Purpose: Invasive aspergillosis (IA) is a potentially lethal infection, caused by Aspergillus species. Currently, among four main clinical manifestations of aspergillosis, the rates of morbidity and mortality related to IA are increasing, especially in those at high risk such as patients with neutropenia, hematological malignancies, and transplant recipients. In this review, according to published data in Iran, we aimed to provide an overview of IA in aspects of etiologic agent, the epidemiology and geographic distribution, the effect of demographic variables, clinical manifestations, the presence or absence of underlying diseases, the survival rates of patients, outcomes, treatment regimen and type of treatment (empirical, definitive).
Methods: This systematic review provides an update on the epidemiology or geographic distribution of IA, disability-adjusted life years (DALYs), the sum of years of life lost (YLLs), years lost to disability (YLDs), the most common cause of IA, site of infection, risk factors, and comorbidity from Iran. A cross-sectional population-based study was used to estimate the average prevalence of aspergillosis in hospital-based samples obtained from suspected patients of IA. To identify all published papers reporting IA from Iran, we searched national and international databases. The data analysis was performed using the Stata version 13. Under random effect model (Q = Heterogeneity chi-squared = 26.3, I-squared = 96.85%, P<0.001).

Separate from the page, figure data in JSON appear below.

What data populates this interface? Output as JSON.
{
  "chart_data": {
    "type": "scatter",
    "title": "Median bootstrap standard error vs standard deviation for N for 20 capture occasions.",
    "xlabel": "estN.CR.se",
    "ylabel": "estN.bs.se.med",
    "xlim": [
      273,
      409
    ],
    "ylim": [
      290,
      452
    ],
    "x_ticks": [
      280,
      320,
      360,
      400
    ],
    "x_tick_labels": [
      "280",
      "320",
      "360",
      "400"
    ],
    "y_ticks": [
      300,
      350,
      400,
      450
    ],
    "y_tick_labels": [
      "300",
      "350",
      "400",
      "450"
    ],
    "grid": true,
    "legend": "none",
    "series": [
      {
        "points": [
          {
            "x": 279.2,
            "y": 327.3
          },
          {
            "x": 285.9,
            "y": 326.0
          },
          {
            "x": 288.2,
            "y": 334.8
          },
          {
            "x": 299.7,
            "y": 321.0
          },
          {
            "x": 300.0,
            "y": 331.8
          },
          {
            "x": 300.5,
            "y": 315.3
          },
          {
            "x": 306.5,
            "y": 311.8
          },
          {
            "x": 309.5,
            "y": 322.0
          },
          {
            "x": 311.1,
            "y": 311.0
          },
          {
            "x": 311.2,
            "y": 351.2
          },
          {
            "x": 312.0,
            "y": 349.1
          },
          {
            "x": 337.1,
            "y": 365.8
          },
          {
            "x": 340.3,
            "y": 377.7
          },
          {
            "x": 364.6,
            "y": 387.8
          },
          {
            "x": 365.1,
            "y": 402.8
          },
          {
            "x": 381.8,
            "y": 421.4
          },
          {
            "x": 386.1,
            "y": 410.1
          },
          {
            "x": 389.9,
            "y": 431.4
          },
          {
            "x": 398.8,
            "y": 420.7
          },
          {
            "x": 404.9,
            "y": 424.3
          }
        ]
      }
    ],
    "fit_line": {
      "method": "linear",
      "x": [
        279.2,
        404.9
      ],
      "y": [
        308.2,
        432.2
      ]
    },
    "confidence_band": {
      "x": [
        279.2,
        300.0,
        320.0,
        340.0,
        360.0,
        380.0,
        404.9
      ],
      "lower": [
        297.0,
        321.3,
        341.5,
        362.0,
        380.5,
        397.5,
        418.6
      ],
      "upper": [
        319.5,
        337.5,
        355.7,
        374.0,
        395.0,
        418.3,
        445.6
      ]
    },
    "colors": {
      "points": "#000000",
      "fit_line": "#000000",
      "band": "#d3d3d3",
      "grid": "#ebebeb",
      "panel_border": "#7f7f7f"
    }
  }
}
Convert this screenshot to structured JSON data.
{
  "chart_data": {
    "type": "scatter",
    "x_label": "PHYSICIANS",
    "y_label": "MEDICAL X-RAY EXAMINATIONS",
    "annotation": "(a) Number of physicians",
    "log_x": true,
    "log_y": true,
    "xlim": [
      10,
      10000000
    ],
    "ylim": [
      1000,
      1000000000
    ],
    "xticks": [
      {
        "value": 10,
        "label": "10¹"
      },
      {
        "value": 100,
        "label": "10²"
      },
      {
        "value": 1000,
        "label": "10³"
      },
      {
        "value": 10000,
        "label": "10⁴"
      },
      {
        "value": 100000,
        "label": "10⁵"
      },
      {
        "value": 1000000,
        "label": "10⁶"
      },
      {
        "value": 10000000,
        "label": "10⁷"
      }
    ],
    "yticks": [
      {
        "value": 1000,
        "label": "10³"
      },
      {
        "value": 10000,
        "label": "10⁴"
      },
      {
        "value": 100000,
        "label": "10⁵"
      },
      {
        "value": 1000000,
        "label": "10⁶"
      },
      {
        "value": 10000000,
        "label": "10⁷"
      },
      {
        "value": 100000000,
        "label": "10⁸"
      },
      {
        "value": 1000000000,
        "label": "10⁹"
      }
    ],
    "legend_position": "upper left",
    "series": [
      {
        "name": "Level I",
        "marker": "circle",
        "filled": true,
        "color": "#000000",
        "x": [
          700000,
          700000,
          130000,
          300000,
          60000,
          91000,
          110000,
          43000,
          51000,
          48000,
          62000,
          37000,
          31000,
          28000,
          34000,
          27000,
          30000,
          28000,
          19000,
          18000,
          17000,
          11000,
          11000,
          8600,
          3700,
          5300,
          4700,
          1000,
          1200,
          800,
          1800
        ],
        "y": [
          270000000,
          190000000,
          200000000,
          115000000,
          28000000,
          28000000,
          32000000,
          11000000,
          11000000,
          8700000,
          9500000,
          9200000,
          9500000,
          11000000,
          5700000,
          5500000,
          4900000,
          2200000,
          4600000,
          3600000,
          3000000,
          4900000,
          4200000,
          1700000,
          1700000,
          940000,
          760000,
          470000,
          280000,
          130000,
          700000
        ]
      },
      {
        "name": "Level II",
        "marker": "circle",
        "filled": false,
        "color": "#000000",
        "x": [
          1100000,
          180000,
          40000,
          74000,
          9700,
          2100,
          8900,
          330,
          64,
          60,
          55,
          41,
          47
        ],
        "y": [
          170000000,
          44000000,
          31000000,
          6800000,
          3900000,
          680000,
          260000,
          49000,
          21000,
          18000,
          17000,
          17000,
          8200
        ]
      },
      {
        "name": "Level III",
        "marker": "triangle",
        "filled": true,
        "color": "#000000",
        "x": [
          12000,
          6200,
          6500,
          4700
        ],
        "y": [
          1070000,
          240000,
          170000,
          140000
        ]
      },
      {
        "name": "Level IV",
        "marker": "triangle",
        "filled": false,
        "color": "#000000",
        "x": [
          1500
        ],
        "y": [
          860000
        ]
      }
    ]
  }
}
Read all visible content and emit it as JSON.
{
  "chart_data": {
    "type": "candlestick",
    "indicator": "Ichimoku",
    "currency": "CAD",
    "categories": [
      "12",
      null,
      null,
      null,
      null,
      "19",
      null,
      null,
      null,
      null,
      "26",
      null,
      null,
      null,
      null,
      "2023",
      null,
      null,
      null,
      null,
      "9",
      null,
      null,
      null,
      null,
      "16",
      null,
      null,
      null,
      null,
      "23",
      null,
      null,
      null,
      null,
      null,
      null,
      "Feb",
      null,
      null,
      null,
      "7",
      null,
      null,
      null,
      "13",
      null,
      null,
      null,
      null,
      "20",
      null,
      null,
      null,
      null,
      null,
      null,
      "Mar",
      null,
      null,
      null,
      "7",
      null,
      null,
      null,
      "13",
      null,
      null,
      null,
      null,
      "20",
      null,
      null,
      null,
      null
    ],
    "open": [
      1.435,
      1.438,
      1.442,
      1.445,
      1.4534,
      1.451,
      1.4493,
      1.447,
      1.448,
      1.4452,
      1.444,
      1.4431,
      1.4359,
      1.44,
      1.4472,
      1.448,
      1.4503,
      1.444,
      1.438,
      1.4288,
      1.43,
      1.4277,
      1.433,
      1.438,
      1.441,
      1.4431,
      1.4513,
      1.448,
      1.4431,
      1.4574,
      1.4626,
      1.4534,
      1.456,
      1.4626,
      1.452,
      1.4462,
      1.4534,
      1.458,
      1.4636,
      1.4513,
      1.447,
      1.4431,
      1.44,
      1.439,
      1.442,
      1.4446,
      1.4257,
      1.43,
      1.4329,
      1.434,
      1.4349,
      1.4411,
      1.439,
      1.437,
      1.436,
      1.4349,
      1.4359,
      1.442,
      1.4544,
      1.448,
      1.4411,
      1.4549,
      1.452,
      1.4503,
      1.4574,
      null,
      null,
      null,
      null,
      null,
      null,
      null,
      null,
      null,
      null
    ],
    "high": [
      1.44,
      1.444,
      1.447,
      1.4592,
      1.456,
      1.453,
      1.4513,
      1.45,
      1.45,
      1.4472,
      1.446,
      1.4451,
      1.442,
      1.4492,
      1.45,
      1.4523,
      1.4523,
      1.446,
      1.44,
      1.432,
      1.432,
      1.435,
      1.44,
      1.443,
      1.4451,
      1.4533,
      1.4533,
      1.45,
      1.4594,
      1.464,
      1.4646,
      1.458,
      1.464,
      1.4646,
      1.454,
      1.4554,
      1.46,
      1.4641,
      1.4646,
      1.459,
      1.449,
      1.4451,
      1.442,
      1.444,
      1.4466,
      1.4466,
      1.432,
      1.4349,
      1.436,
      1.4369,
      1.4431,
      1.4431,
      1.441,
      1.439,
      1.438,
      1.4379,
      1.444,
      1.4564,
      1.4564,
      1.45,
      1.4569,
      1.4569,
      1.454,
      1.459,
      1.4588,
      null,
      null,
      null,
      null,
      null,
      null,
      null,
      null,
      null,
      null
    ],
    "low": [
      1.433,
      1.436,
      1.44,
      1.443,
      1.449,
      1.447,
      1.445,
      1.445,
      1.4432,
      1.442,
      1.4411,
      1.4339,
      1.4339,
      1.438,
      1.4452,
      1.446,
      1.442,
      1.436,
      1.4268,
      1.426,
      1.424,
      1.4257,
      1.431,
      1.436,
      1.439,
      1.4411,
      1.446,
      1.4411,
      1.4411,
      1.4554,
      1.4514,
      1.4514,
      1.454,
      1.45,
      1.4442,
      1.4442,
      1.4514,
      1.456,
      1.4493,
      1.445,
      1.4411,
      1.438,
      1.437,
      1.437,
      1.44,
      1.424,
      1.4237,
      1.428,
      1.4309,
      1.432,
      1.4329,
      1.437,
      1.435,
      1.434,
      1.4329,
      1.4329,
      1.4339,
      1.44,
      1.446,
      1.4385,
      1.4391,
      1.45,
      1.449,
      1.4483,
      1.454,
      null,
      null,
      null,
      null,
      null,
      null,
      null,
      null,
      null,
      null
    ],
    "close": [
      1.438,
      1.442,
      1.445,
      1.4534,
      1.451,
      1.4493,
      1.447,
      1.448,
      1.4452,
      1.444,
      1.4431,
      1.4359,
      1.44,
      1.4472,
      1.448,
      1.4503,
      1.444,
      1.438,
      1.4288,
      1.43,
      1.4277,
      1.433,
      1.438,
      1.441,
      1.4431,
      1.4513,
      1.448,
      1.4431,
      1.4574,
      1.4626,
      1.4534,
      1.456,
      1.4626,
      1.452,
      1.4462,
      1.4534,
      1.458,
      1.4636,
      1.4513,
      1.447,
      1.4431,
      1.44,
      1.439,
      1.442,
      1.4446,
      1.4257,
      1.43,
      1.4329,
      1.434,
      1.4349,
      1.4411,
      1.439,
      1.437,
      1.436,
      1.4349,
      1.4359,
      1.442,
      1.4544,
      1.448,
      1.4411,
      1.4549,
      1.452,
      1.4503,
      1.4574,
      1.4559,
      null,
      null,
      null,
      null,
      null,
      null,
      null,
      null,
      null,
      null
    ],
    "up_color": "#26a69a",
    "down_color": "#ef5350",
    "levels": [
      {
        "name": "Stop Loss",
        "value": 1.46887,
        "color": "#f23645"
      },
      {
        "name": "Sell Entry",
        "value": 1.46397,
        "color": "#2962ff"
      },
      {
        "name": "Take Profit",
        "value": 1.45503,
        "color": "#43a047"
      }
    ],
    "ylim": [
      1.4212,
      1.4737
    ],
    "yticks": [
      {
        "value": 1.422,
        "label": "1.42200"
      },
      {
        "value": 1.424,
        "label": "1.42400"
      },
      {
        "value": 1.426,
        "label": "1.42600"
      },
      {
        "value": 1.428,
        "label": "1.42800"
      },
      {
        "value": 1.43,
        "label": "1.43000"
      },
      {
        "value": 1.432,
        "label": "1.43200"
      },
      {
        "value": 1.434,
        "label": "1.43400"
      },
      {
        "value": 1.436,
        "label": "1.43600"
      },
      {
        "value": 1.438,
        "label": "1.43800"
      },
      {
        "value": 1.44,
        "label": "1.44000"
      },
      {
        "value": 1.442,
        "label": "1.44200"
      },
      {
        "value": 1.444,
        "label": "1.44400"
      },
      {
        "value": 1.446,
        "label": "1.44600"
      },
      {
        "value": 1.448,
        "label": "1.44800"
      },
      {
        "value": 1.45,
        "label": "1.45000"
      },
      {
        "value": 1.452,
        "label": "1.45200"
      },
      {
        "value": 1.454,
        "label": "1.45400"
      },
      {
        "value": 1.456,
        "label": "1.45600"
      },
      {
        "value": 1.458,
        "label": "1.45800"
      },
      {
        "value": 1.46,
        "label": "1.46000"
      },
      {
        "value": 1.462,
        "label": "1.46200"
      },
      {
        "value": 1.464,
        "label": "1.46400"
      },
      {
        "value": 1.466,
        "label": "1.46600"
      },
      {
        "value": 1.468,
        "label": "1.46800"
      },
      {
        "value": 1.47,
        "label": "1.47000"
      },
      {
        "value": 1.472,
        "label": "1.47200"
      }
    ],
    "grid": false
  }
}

Results: Out of 91 published studies during the past 25 years from Iran, 23 met the inclusion criteria. A total of 2947 patients were included, of whom 387 (13.1%) patients were diagnosed with IA including as proven IA (11.7%), probable IA (39.5 %) and possible IA (48.8%), according to EORTC/MSG criteria. The most common clinical manifestation of IA was invasive pulmonary aspergillosis. The main underlying diseases in patients with proven, probable and possible IA were hematologic disorders (38%) and solid organ transplantation (SOT) (32.8%). Our findings showed that the site of infection in patients with IA was mainly confined to the lung (76.8%). The total rate of DALYs was estimated as 469.66 year per 1000 IA patients. The highest rate of YLLs resulted from IA was observed among subjects aged 25-29 years (Fig. 1). The average prevalence of IA was estimated as 20.48 (95% confidence interval: 12.461–29.894) in patients who were suspected to IA. A total of 200 reported isolates of Aspergillus species in the included studies, A. flavus 86 (43%) was the most common isolate, followed by A. fumigatus 57 (28.5%), Aspergillus spp. 29 (14.5%), A. niger 17 (8.5%), A. terreus 2 (1%), and flavus/niger complex 7 (3.5%), A. fumigatus/C. albicans complex 1 (0.5%), A. niger/C. albicans complex 1 (0.5%).
Conclusion: According to this review, the frequency of IA increased from 1990 to 2016 in Iran. In contrast to different studies from different countries, A. flavus was introduced as the most common etiologic agent of IA in Iran. On the other hand, A. flavus was reported as the most prevalent pathogen responsible for mortality. Because of early death due to IA the most years of life lost was observed during third decade of life.